Tuesday 17 January 2012

Motivations


One of the biggest motivators? My children. 


I remember when I was young, before marriage or children. I could afford it then to be unorganized. Then I had my first child. I couldn't get much done, but I could still "afford" to be unorganized. Fast forward to having three children, and I'm still just as unorganized, but at a major cost. My disorganized house, time and life don't let me enjoy my children. During the day, I stress out and every night, I sulk over how "mean" I was to my kids. I know a lot of my impatience has to do with my lack of organization. Although unorganized, I crave organization. In my attempt to create order, I end up being strict or rigid about things that don't matter as much. That obviously creates more friction.

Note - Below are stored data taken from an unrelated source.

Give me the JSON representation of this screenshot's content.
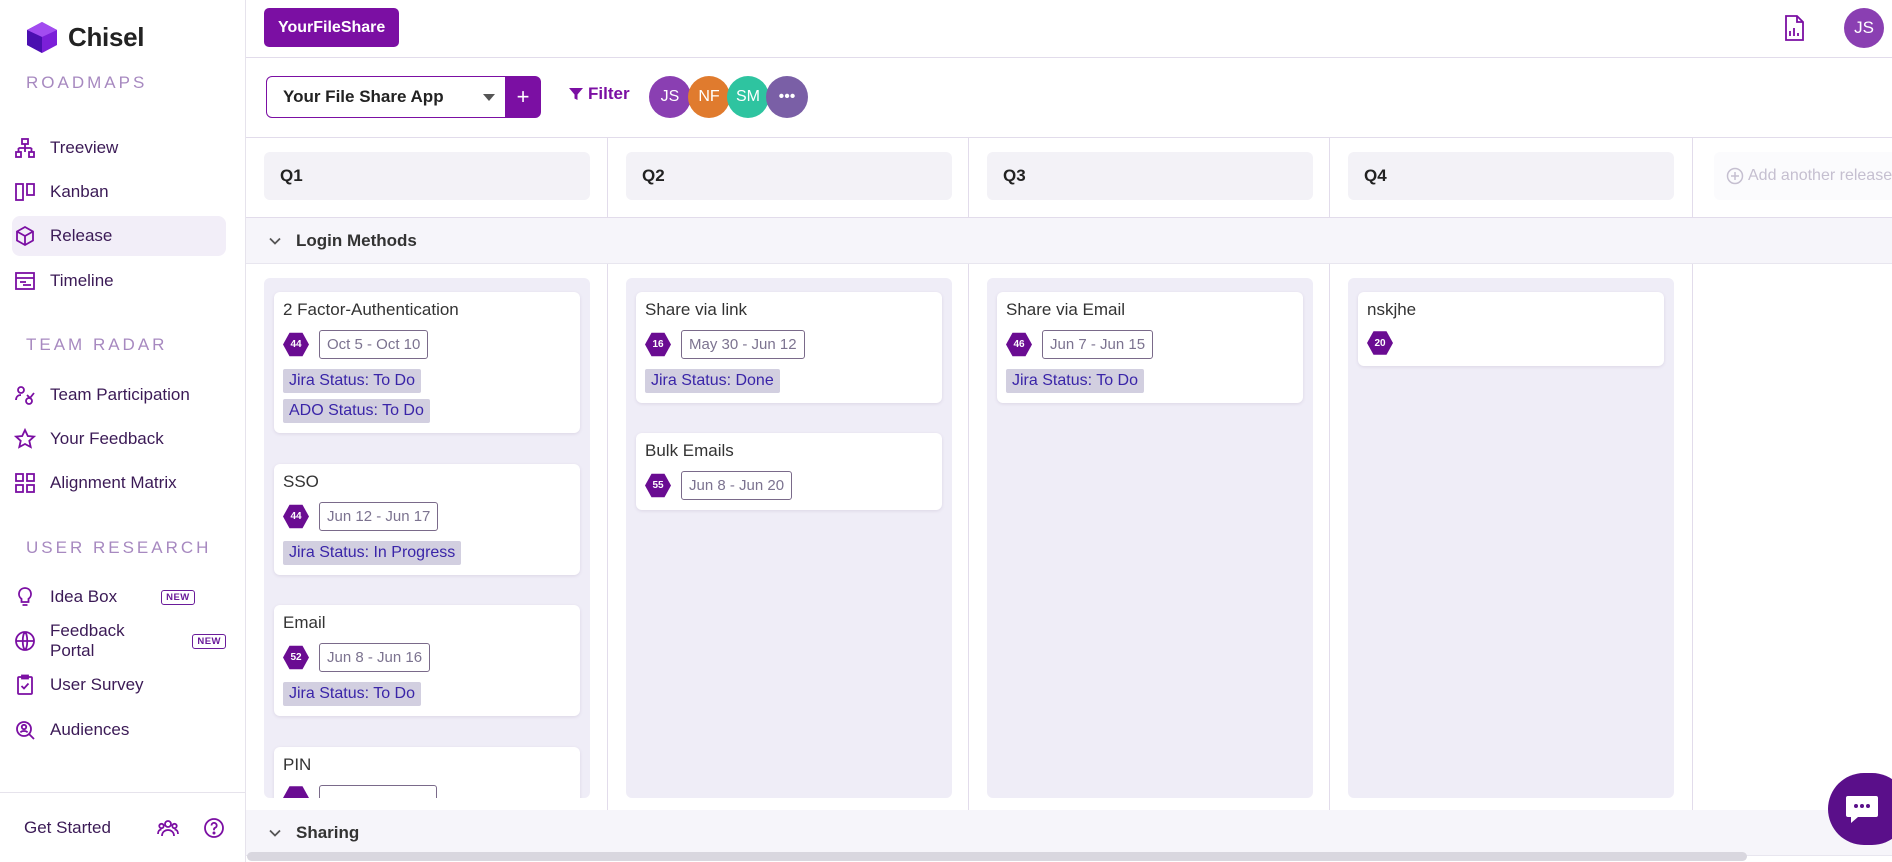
{
  "brand": {
    "name": "Chisel"
  },
  "sidebar": {
    "sections": [
      {
        "title": "ROADMAPS"
      },
      {
        "title": "TEAM RADAR"
      },
      {
        "title": "USER RESEARCH"
      }
    ],
    "items": [
      {
        "label": "Treeview",
        "icon": "treeview-icon"
      },
      {
        "label": "Kanban",
        "icon": "kanban-icon"
      },
      {
        "label": "Release",
        "icon": "release-icon",
        "active": true
      },
      {
        "label": "Timeline",
        "icon": "timeline-icon"
      },
      {
        "label": "Team Participation",
        "icon": "team-participation-icon"
      },
      {
        "label": "Your Feedback",
        "icon": "star-icon"
      },
      {
        "label": "Alignment Matrix",
        "icon": "grid-icon"
      },
      {
        "label": "Idea Box",
        "icon": "lightbulb-icon",
        "badge": "NEW"
      },
      {
        "label": "Feedback Portal",
        "icon": "globe-icon",
        "badge": "NEW"
      },
      {
        "label": "User Survey",
        "icon": "clipboard-icon"
      },
      {
        "label": "Audiences",
        "icon": "audience-search-icon"
      }
    ],
    "footer": {
      "get_started": "Get Started"
    }
  },
  "topbar": {
    "workspace": "YourFileShare",
    "user_initials": "JS"
  },
  "toolbar": {
    "app_select_value": "Your File Share App",
    "add_label": "+",
    "filter_label": "Filter",
    "members": [
      {
        "initials": "JS",
        "color": "#8a3fb2"
      },
      {
        "initials": "NF",
        "color": "#e07b2e"
      },
      {
        "initials": "SM",
        "color": "#2ec4a0"
      },
      {
        "initials": "•••",
        "color": "#7a5fa6"
      }
    ]
  },
  "board": {
    "columns": [
      "Q1",
      "Q2",
      "Q3",
      "Q4"
    ],
    "add_release": "Add another release",
    "groups": [
      {
        "label": "Login Methods"
      },
      {
        "label": "Sharing"
      }
    ],
    "cards": {
      "q1": [
        {
          "title": "2 Factor-Authentication",
          "score": "44",
          "dates": "Oct 5 - Oct 10",
          "tags": [
            "Jira Status: To Do",
            "ADO Status: To Do"
          ]
        },
        {
          "title": "SSO",
          "score": "44",
          "dates": "Jun 12 - Jun 17",
          "tags": [
            "Jira Status: In Progress"
          ]
        },
        {
          "title": "Email",
          "score": "52",
          "dates": "Jun 8 - Jun 16",
          "tags": [
            "Jira Status: To Do"
          ]
        },
        {
          "title": "PIN",
          "score": "",
          "dates": "",
          "tags": []
        }
      ],
      "q2": [
        {
          "title": "Share via link",
          "score": "16",
          "dates": "May 30 - Jun 12",
          "tags": [
            "Jira Status: Done"
          ]
        },
        {
          "title": "Bulk Emails",
          "score": "55",
          "dates": "Jun 8 - Jun 20",
          "tags": []
        }
      ],
      "q3": [
        {
          "title": "Share via Email",
          "score": "46",
          "dates": "Jun 7 - Jun 15",
          "tags": [
            "Jira Status: To Do"
          ]
        }
      ],
      "q4": [
        {
          "title": "nskjhe",
          "score": "20",
          "dates": "",
          "tags": []
        }
      ]
    }
  },
  "colors": {
    "accent": "#7b0fa3",
    "lane": "#efedf7",
    "tag_bg": "#d2cfe0"
  }
}
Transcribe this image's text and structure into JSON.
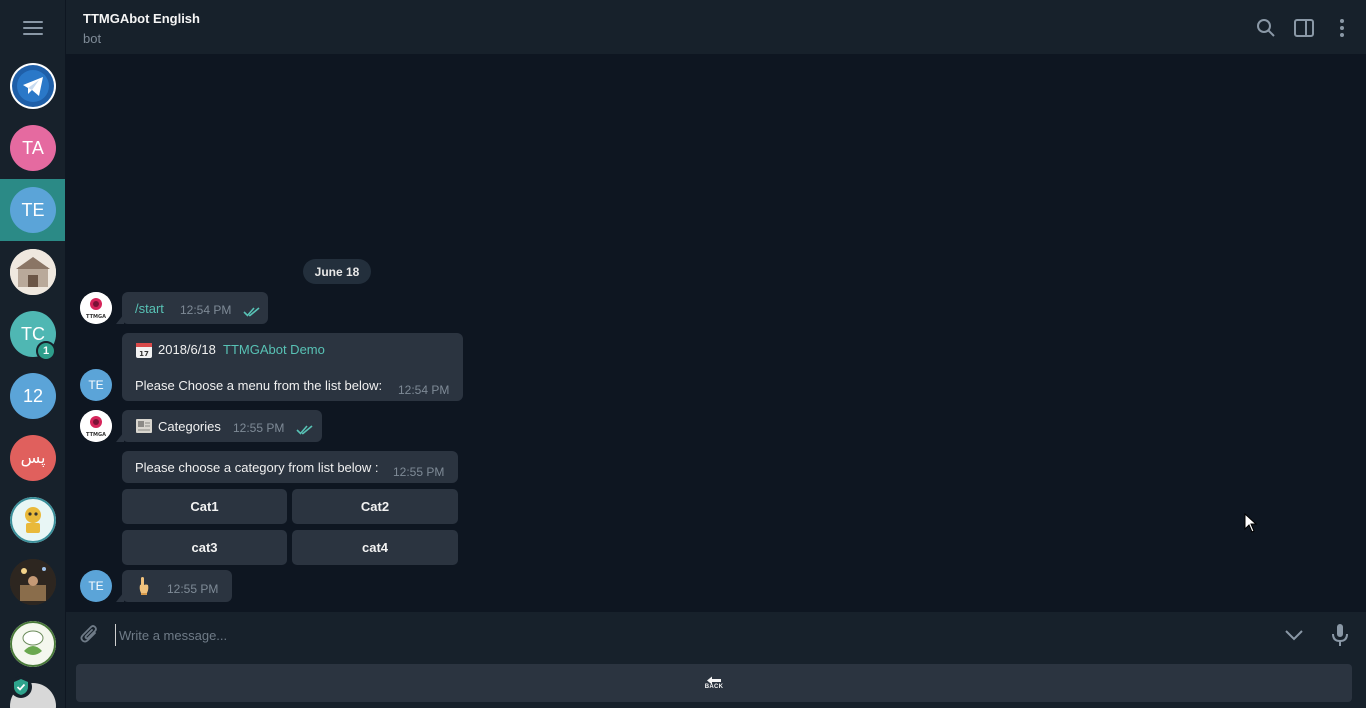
{
  "sidebar": {
    "chats": [
      {
        "initials": "",
        "color": "#ffffff",
        "kind": "telegram-shield"
      },
      {
        "initials": "TA",
        "color": "#e56aa0"
      },
      {
        "initials": "TE",
        "color": "#5ba4d8",
        "active": true
      },
      {
        "initials": "",
        "color": "#c9b9a8",
        "kind": "photo"
      },
      {
        "initials": "TC",
        "color": "#4fb7b3",
        "badge": "1"
      },
      {
        "initials": "12",
        "color": "#5ba4d8"
      },
      {
        "initials": "پس",
        "color": "#e0605d"
      },
      {
        "initials": "",
        "color": "#d8f0ef",
        "kind": "robot"
      },
      {
        "initials": "",
        "color": "#4a3c2c",
        "kind": "photo-dark"
      },
      {
        "initials": "",
        "color": "#ffffff",
        "kind": "chef"
      }
    ]
  },
  "header": {
    "title": "TTMGAbot English",
    "subtitle": "bot"
  },
  "messages": {
    "date": "June 18",
    "m1": {
      "text": "/start",
      "time": "12:54 PM"
    },
    "m2": {
      "date_text": "2018/6/18",
      "link": "TTMGAbot Demo",
      "body": "Please Choose a menu from the list below:",
      "time": "12:54 PM",
      "avatar": "TE"
    },
    "m3": {
      "text": "Categories",
      "time": "12:55 PM"
    },
    "m4": {
      "text": "Please choose a category from list below :",
      "time": "12:55 PM"
    },
    "keyboard": [
      "Cat1",
      "Cat2",
      "cat3",
      "cat4"
    ],
    "m5": {
      "time": "12:55 PM",
      "avatar": "TE"
    }
  },
  "input": {
    "placeholder": "Write a message..."
  },
  "reply_keyboard": {
    "back_label": "BACK"
  }
}
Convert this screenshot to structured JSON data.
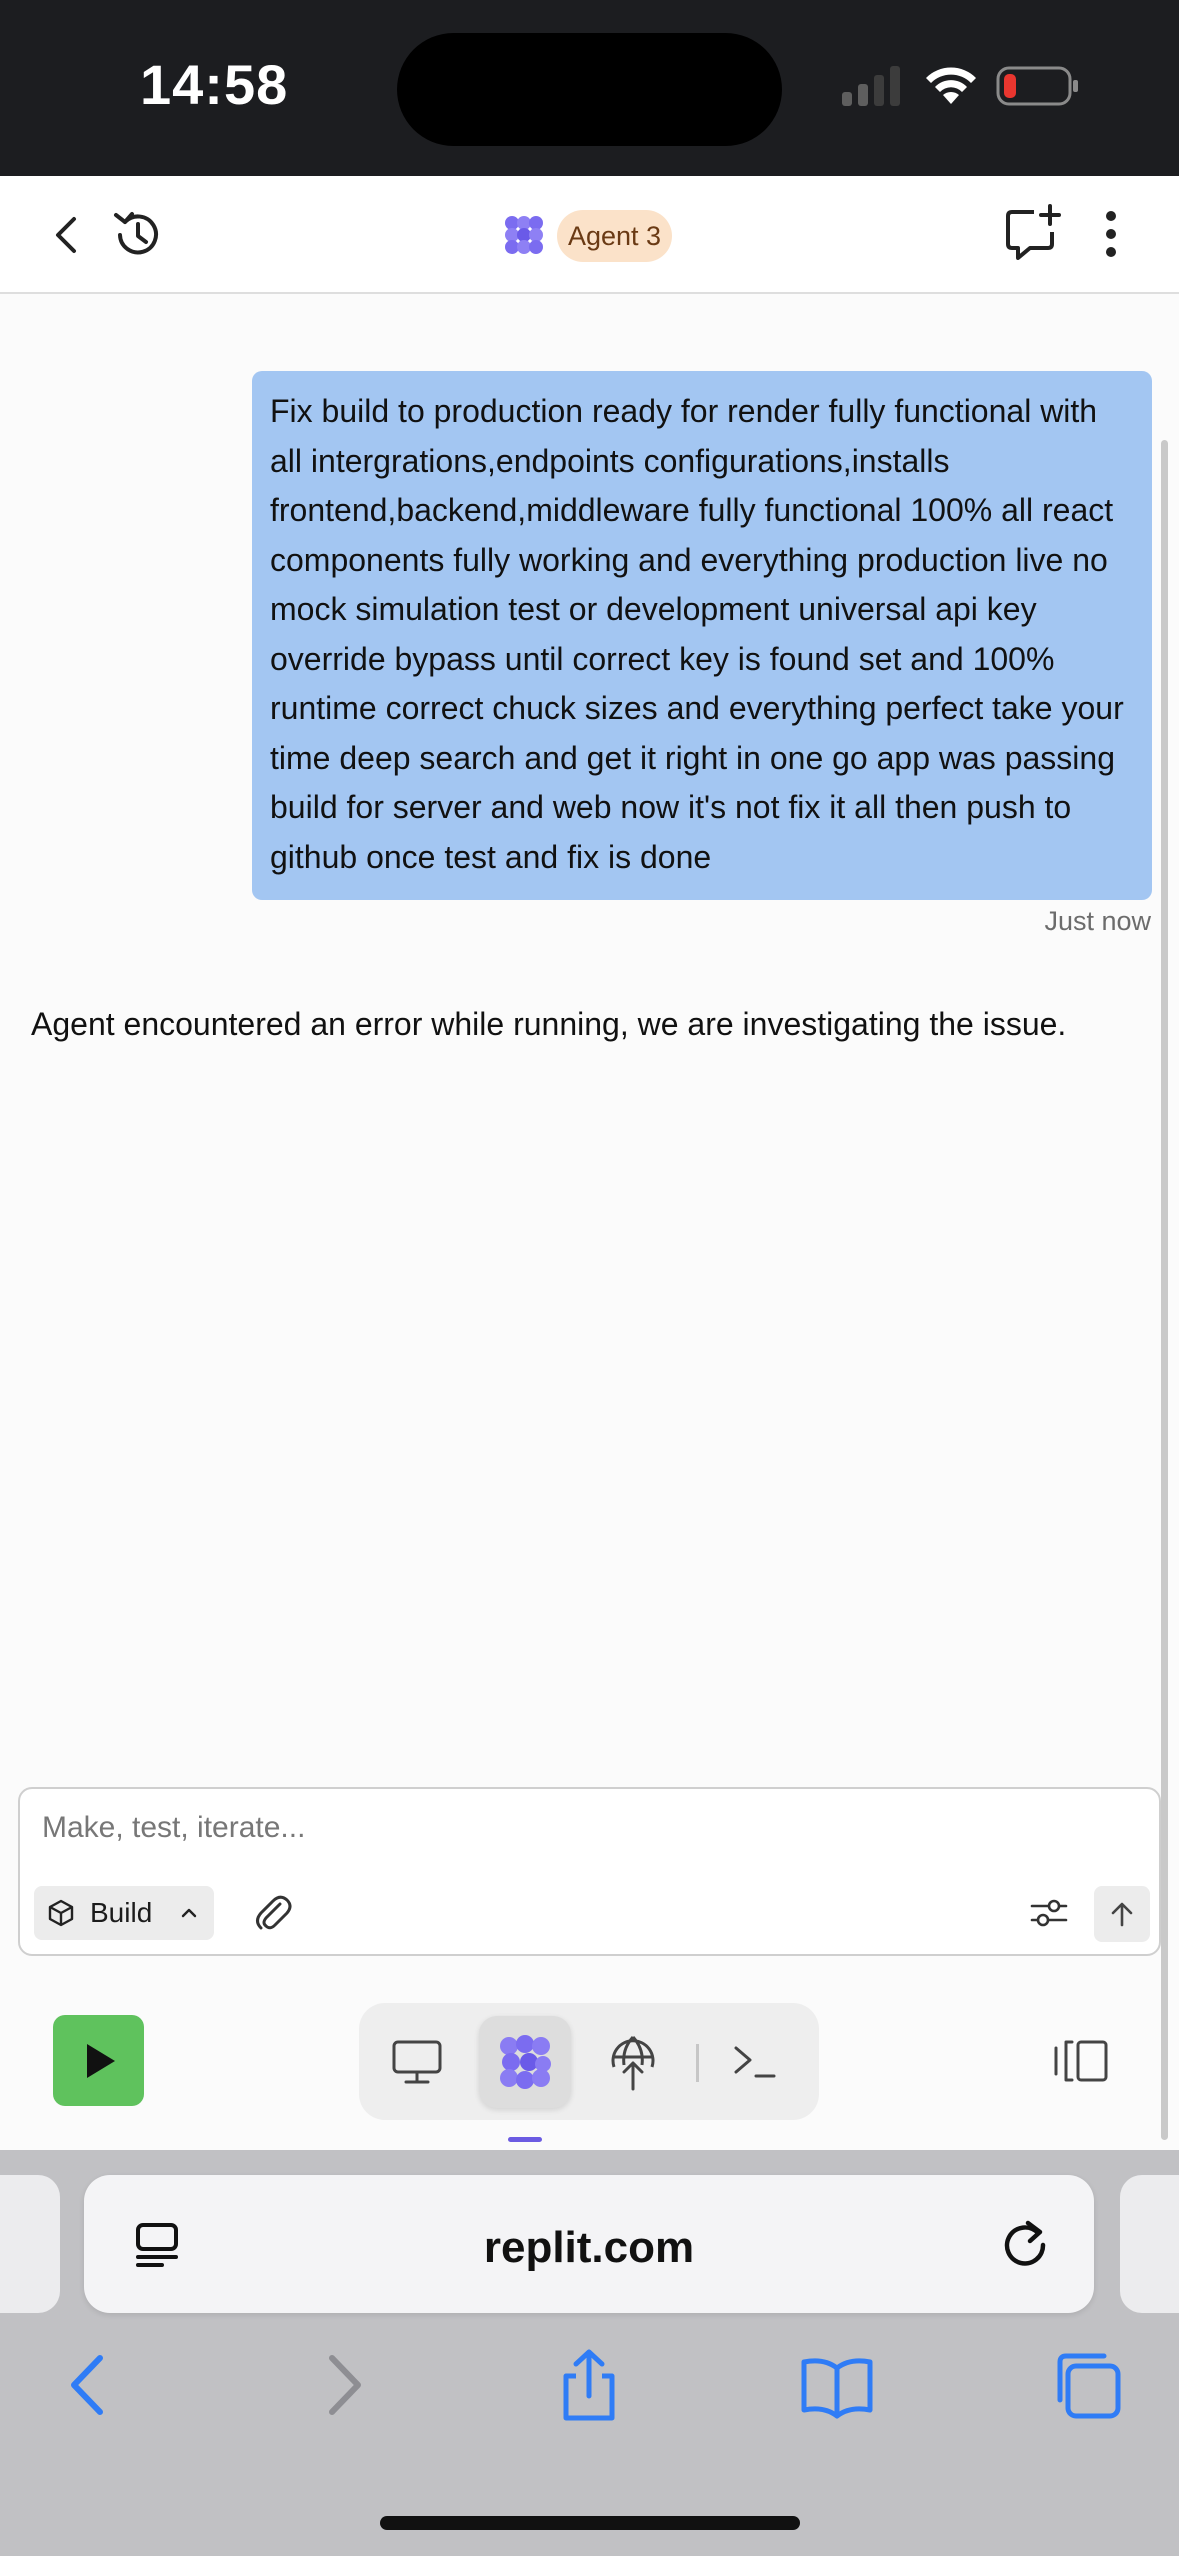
{
  "status_bar": {
    "time": "14:58"
  },
  "header": {
    "agent_label": "Agent 3"
  },
  "chat": {
    "messages": [
      {
        "role": "user",
        "text": "Fix build to production ready for render fully functional with all intergrations,endpoints configurations,installs frontend,backend,middleware fully functional 100% all react components fully working and everything production live no mock simulation test or development universal api key override bypass until correct key is found set and 100% runtime correct chuck sizes and everything perfect take your time deep search and get it right in one go app was passing build for server and web now it's not fix it all then push to github once test and fix is done",
        "timestamp": "Just now"
      },
      {
        "role": "agent",
        "text": "Agent encountered an error while running, we are investigating the issue."
      }
    ]
  },
  "composer": {
    "placeholder": "Make, test, iterate...",
    "mode_label": "Build"
  },
  "toolbar": {
    "tabs": [
      {
        "name": "preview",
        "icon": "monitor-icon"
      },
      {
        "name": "agent",
        "icon": "agent-logo-icon",
        "active": true
      },
      {
        "name": "deployments",
        "icon": "deploy-globe-icon"
      },
      {
        "name": "console",
        "icon": "terminal-icon"
      }
    ]
  },
  "browser": {
    "url": "replit.com"
  },
  "colors": {
    "run_green": "#5fc25d",
    "bubble_blue": "#a3c6f2",
    "agent_purple": "#7b6cf0",
    "safari_blue": "#2f7cf6"
  }
}
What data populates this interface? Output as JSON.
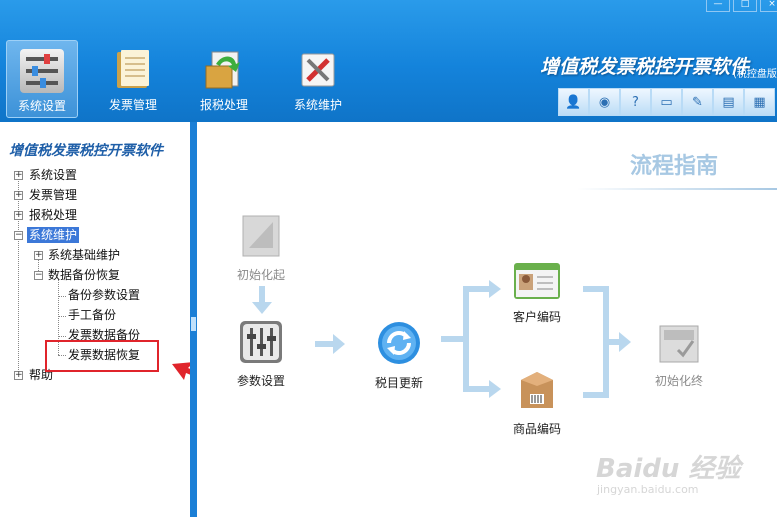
{
  "window": {
    "minimize": "—",
    "maximize": "□"
  },
  "toolbar": {
    "items": [
      {
        "label": "系统设置",
        "icon": "settings-sliders-icon"
      },
      {
        "label": "发票管理",
        "icon": "invoice-folder-icon"
      },
      {
        "label": "报税处理",
        "icon": "tax-report-icon"
      },
      {
        "label": "系统维护",
        "icon": "maintenance-tools-icon"
      }
    ],
    "app_title": "增值税发票税控开票软件",
    "app_subtitle": "(税控盘版)",
    "icons": [
      "user-icon",
      "globe-icon",
      "help-icon",
      "window-icon",
      "key-icon",
      "lock-calendar-icon",
      "calculator-icon"
    ]
  },
  "sidebar": {
    "title": "增值税发票税控开票软件",
    "tree": {
      "n1": "系统设置",
      "n2": "发票管理",
      "n3": "报税处理",
      "n4": "系统维护",
      "n4_1": "系统基础维护",
      "n4_2": "数据备份恢复",
      "n4_2_1": "备份参数设置",
      "n4_2_2": "手工备份",
      "n4_2_3": "发票数据备份",
      "n4_2_4": "发票数据恢复",
      "n5": "帮助"
    }
  },
  "flow": {
    "title": "流程指南",
    "steps": {
      "init_start": "初始化起",
      "params": "参数设置",
      "tax_update": "税目更新",
      "customer_code": "客户编码",
      "product_code": "商品编码",
      "init_end": "初始化终"
    }
  },
  "watermark": {
    "main": "Baidu 经验",
    "sub": "jingyan.baidu.com"
  }
}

This talk by Nouman Ali Khan talks about what our children crave from us, but only for a limited time. Every elder I speak to gives the same reminder, they grow up too fast. I'm not trying to say I want to leave everything and only be with my kids. A big problem of mine has been not having enough "me" time. But what am I doing to make my time with them quality time? I find that this generation has a hard time giving quality time when all their time is together. It's more likely for mother's who are working to give their children "quality" time because it's limited. There is an urgency and focus on it. As opposed to a stay at home mom, who is with them all day, it is less likely to focus full attention. Or perhaps their amount of quality time is the same, but feels less because of all the "not quality" time in there :)

In any case, I know I hoped to enjoy my children a lot more than I currently do. I hope I can organize myself, my time and my responsibilities, well enough to enjoy and properly raise my kids.